Carolyn herself would recant much of the testimony she gave in court in an interview with historian Timothy Tyson. She said the physical contact and obscenities she alleged weren't true, and that nothing Till did justified his murder. She told the FBI she didn't tell Bryant about the event immediately because she feared him beating Till up, as, by her account, he was abusive, while Milam was "domineering and brutal". Her account heavily implies her court testimony was coerced. Carolyn's daughter-in-law Marsha disputes much of her reported dialogue, especially since it wasn't on tape recordings of the interviews she and Tyson had. Marsha was the dedication in Carolyn's manuscript, I Am More Than a Wolf Whistle, which Carolyn wrote in 2008 and gave to Tyson, who gave it to the University of North Carolina Chapel Hill to be strictly archived until 2036, or if Carolyn died earlier. The 100-page memoir was leaked to NewsOne, an offshoot of black-American-owned broadcasting company Urban One, when journalist and professor Stacey Patton published about the manuscript's existence. The text described Carolyn's childhood, her take on the lynching and trial, and ended with her saying she was a victim along with Till. When it was disseminated online in PDF format, there was disdainful reaction toward the language used in the interest of proper representation and the change in accounted details. It was regarded as demonizing black people still, with no significant guilt and accountability, and Bossip magazine even called for Carolyn to be jailed.

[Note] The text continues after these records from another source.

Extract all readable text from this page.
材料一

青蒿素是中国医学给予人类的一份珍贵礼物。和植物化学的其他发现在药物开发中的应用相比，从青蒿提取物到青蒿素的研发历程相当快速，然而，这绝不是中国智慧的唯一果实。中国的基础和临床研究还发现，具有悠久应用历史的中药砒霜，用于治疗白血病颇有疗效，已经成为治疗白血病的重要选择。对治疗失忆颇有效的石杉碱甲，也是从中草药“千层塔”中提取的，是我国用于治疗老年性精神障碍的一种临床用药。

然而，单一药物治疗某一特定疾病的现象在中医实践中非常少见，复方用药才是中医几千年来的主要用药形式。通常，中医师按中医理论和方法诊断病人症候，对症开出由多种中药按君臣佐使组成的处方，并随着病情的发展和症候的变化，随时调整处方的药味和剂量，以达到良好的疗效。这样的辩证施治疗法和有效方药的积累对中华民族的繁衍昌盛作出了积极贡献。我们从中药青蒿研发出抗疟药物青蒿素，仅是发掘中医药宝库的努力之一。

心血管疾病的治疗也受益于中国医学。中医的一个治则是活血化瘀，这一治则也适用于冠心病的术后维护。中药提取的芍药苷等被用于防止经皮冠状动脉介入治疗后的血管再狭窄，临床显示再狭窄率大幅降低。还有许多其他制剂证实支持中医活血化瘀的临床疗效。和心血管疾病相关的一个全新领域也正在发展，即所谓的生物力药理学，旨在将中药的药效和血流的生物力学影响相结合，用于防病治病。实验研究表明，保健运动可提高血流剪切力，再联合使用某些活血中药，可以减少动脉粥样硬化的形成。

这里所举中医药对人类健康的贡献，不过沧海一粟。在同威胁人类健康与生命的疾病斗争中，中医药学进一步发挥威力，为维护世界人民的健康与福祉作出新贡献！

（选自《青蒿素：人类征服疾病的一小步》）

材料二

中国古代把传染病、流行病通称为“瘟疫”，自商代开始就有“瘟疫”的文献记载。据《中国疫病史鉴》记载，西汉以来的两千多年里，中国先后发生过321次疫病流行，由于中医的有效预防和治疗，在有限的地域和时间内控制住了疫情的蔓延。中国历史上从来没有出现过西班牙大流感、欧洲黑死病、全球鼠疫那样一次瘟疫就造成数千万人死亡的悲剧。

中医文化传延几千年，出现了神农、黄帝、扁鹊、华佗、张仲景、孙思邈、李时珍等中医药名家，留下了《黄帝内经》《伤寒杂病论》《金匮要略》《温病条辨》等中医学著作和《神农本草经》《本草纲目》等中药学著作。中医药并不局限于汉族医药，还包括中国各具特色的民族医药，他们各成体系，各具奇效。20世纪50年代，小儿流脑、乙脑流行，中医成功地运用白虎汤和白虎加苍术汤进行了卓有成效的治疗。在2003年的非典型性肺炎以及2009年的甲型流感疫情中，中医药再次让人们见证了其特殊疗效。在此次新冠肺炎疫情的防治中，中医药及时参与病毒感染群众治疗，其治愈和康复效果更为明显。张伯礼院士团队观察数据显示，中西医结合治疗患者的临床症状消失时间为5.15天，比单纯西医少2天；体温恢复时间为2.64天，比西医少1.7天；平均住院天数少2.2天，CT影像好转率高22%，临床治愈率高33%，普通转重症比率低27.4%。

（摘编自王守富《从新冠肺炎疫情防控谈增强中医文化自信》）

Till has been immortalized in monuments, poems, location names, the name of a school in Chicago, and even a Bob Dylan song, to name a few examples. The Smithsonian's National Museum of African American History and Culture acquired in 2009 the glass=topped casket in which Till was buried, with evidence that animals were living in it. The Emmett Till Memorial Project and Legacy Foundation have been formed, the Emmett Till Unsolved Civil Rights Crime Act was passed in 2008 with sponsorship by late activist and congressman John Lewis, and the Emmett Till Antilynching Act was passed in 2022.


  • Roy Bryant
    • Store owner and welder
    • Arrested for kidnapping Emmett Till, tried for capital murder
    • Acquitted by an all-white-male jury; not indicted by a grand jury on kidnapping
    • Died of cancer on September 1, 1994.
  • John William "J.W." Milam
    • Grocery store employee and heavy equipment operator
    • Arrested for kidnapping Emmett Till, tried for capital murder
    • Acquitted by an all-white-male jury; not indicted by a grand jury for kidnapping
    • Died of spinal cancer on December 30, 1980.

On Criminal Minds[]

  • Season Nine
    • "Strange Fruit" - Emmett Till was one of three cases (the others being Oscar Grant and Trayvon Martin) mentioned by Morgan while interviewing Tina Johnson regarding her son Lyle. The Till case also appears to partly inspire the episode's unsub, Charles Johnson - Both were African-American hate crime victims who were falsely accused of sex crimes by Caucasian women, were subsequently targeted by small groups of racists (one being a relative of the accuser), were left with permanent scars from the violence of the attacks, the killers in both cases were defended by family members, their respective accusers recanted their allegations, and some of them later died of natural causes (though Johnson murdered two of his).